What’s being patented?

Cannabinoid products

Some of the popular media suggests that because the cannabis plant has been used for thousands of years, cannabinoid products cannot be patented. Of course, this is not necessarily true. In addition, there is reportedly not much prior art available in this field given that such activity would have been illegal. However, given the acceleration in the number of non-medically approved cannabinoid products, the market may now become awash with prior uses which might be used in invalidity attacks against patents for such products.

Isolation / extraction and delivery methods

While there are plenty of products available on the market with varying claims as to their contents, it is hard to verify these contents, and to ensure consistent batch production and stability. As already mentioned, it is understood that purification of CBD is a non-trivial hurdle. The same is true with THC according to the UK Home Office; in particular because, whilst pure THC-A could be used and is not stable and readily degrades into THC, which is a controlled substance. Accordingly, processes toisolate, extract and purifycannabinoids, may well be patentable, as well as any stable forms themselves.

Multiple types of delivery system already exist, including: transdermal, nebulisation and formulations for vaping, as well as, of course, the more traditional mode of smoking the substances and inhaling them that way. Adaptation of these devices for use with cannabinoid products may well be novel, but may not involve a sufficient inventive step.

Sufficiently plausible?

The Health and Social Care Committee in the UK has recently published a report about medical cannabis[3], in which it, and many organisations giving evidence to the Committee, call for more clinical trials to substantiate some of the health claims of cannabinoids. However, constructing clinical trials to the normal double-blind standards can be difficult with human subjects, particularly with products containing THC, as patients know they are not receiving placebo, because they experience the “high” produced by the THC.

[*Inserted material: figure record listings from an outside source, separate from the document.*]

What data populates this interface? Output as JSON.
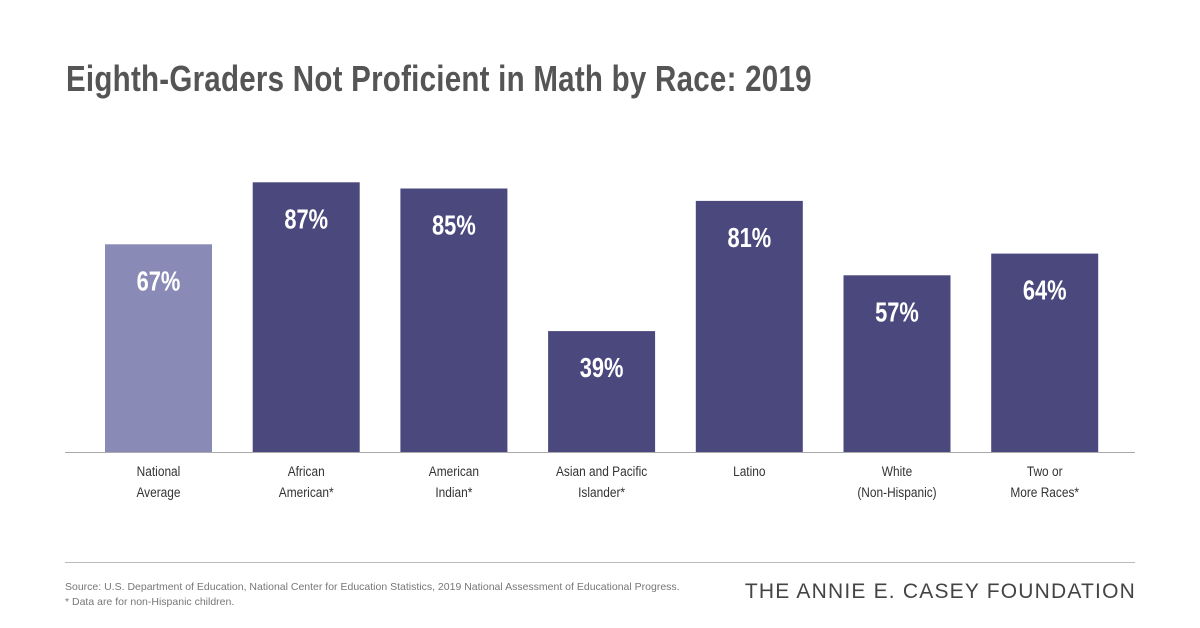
{
  "chart_data": {
    "type": "bar",
    "title": "Eighth-Graders Not Proficient in Math by Race: 2019",
    "categories": [
      [
        "National",
        "Average"
      ],
      [
        "African",
        "American*"
      ],
      [
        "American",
        "Indian*"
      ],
      [
        "Asian and Pacific",
        "Islander*"
      ],
      [
        "Latino"
      ],
      [
        "White",
        "(Non-Hispanic)"
      ],
      [
        "Two or",
        "More Races*"
      ]
    ],
    "values": [
      67,
      87,
      85,
      39,
      81,
      57,
      64
    ],
    "data_labels": [
      "67%",
      "87%",
      "85%",
      "39%",
      "81%",
      "57%",
      "64%"
    ],
    "unit": "%",
    "ylim": [
      0,
      100
    ],
    "grid": false,
    "colors": [
      "#8a8ab6",
      "#4b487e",
      "#4b487e",
      "#4b487e",
      "#4b487e",
      "#4b487e",
      "#4b487e"
    ]
  },
  "footer": {
    "source": "Source: U.S. Department of Education, National Center for Education Statistics, 2019 National Assessment of Educational Progress.",
    "note": "* Data are for non-Hispanic children.",
    "logo": "THE ANNIE E. CASEY FOUNDATION"
  }
}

In addition to being a regulatory issue, difficulties in carrying out clinical trials are also potentially a patent issue insofar as it is necessary for a patent to enable the skilled person to use the invention across the breadth of the patented claims. Such disclosures in the patent are not only an issue in relation to ‘sufficiency’, but also an inventive step.

Public morality?

The issue of ‘public morality’ is a rarely used objection to patents in the UK and the EPO[4]. Indeed, even if the invention’s commercial exploitation is illegal, this does not necessarily mean a patent for it is prohibited under the UK Patents Act.

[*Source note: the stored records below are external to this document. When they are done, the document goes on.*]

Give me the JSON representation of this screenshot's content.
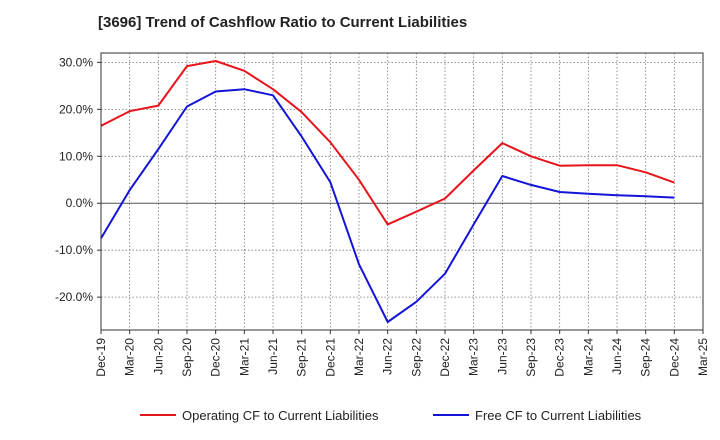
{
  "chart_data": {
    "type": "line",
    "title": "[3696]  Trend of Cashflow Ratio to Current Liabilities",
    "xlabel": "",
    "ylabel": "",
    "x": [
      "Dec-19",
      "Mar-20",
      "Jun-20",
      "Sep-20",
      "Dec-20",
      "Mar-21",
      "Jun-21",
      "Sep-21",
      "Dec-21",
      "Mar-22",
      "Jun-22",
      "Sep-22",
      "Dec-22",
      "Mar-23",
      "Jun-23",
      "Sep-23",
      "Dec-23",
      "Mar-24",
      "Jun-24",
      "Sep-24",
      "Dec-24",
      "Mar-25"
    ],
    "y_ticks": [
      "30.0%",
      "20.0%",
      "10.0%",
      "0.0%",
      "-10.0%",
      "-20.0%"
    ],
    "ylim": [
      -27,
      32
    ],
    "grid": true,
    "legend_position": "bottom",
    "series": [
      {
        "name": "Operating CF to Current Liabilities",
        "color": "#e8141b",
        "values": [
          16.5,
          19.6,
          20.8,
          29.2,
          30.3,
          28.2,
          24.3,
          19.4,
          13.0,
          5.0,
          -4.5,
          -1.8,
          1.0,
          7.0,
          12.8,
          10.0,
          8.0,
          8.1,
          8.1,
          6.6,
          4.4,
          null
        ]
      },
      {
        "name": "Free CF to Current Liabilities",
        "color": "#1414d8",
        "values": [
          -7.5,
          2.8,
          11.5,
          20.6,
          23.8,
          24.3,
          23.0,
          14.2,
          4.5,
          -13.0,
          -25.3,
          -21.0,
          -15.0,
          -4.5,
          5.8,
          3.9,
          2.4,
          2.0,
          1.7,
          1.5,
          1.2,
          null
        ]
      }
    ]
  }
}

Certainly lack of patentability due to it being against public morality is a high hurdle and while there have not been many English court decisions, in essence the requirement is that the subject of the patent must be something which a large proportion of people would find abhorrent – which is arguably less likely when considering the medical use of cannabis.

Where is all this going?

From a patent standpoint, these are still early days for seeing the shape of the cannabinoid marketplace, given the liberalisation of the substances for medical use only happened around six months ago in the UK and is still evolving in the USA, with liberalization in many US states but still not formally at the federal level. Patent applications can take around 18 months to be published and with the prohibitions in place earlier, a lot of companies will have experienced difficulties obtaining funding and material supplies for carrying out necessary activities to commercialize cannabinoid products. The problem of obtaining clinical proof of benefit for these compounds, can still make it a compliance headache for companies to get involved in this area. But the tide will likely shift to some extent over the next couple of years in line with legal relaxation on these previously banned substances.